The first time I almost struck up a conversation with Daragh was when I found myself sitting beside him on a sofa in the D4 bar at a D4 event. I say almost because as affable as I consider myself to be, the Davey glare trumped it with an intensity that proclaimed "I do not want to be talked to". From that inauspicious start, Daragh has somehow become one of my closest friends in poker, and one of the very few people I desperately want to see do well independent of any financial interest I might have. So every time he was all in on Sunday, my stomach knotted up, and when he lost a race to exit in 5th, I felt worse than I did after my own exit. He took it in his stride though: his transformation from live cash grinder to online mtt beast is complete with the two majors he has captured in recent months, so he has a lot to smile about these days, even if he admits the fact that he's still only learning to smile can make that smile a quite disconcerting one at times.
Before I played poker, I played bridge, with my brother as my partner. Bridge in Ireland is almost the mirror opposite of the way poker is going. It is (or at least was at the time) dominated by old dears (the kind that talk about countries like Rhodesia that don't exist any more), so as a couple of young guns myself and the brother stuck out. The old folks regarded us as curiousities, and it was their curiousity that prompted them to ask us 40 questions every time we sat down at the table. After my brother realised that most of them couldn't remember having already done so we sat down at their table, he decided it would be more interesting to answer their questions with brazen lies rather than repetitive truths. Thus, we were the brothers from Tammyhill, Kiljaykenny, Instaseabay and a number of other fictitious places my brother invented on the spot.

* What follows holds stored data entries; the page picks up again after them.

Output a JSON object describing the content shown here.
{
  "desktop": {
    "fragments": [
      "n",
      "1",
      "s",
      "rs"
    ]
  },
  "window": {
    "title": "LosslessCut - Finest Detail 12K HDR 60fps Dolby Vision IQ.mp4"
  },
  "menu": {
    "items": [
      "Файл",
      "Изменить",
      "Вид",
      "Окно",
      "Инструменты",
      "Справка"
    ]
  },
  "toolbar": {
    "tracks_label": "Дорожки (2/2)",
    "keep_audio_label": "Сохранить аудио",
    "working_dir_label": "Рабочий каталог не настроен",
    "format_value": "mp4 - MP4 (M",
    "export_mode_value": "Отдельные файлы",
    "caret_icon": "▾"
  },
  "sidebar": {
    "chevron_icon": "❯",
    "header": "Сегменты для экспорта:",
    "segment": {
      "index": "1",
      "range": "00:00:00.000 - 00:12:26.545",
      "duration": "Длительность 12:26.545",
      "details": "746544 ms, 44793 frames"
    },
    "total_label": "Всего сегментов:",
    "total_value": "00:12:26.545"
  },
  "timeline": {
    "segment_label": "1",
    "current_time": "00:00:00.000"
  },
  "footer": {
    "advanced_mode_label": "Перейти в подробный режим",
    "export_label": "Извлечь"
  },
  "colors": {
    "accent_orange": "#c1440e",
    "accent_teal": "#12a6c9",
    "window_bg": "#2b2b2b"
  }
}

I had never heard of Drumlish before both Smidge and Jaymo unexpectedly claimed to come from such a place. Descriptions of where it actually is are very vague. It seems to be about 20 miles from a lot of places but near nowhere, and on the way to nowhere. So I continue to harbour the suspicion that the two lads made it up, and they're actually from Athlone or somewhere like that. But I guess so long as Jaymo keeps crushing online and Smidge live, it doesn't really matter whether there's an actual place called Drumlish.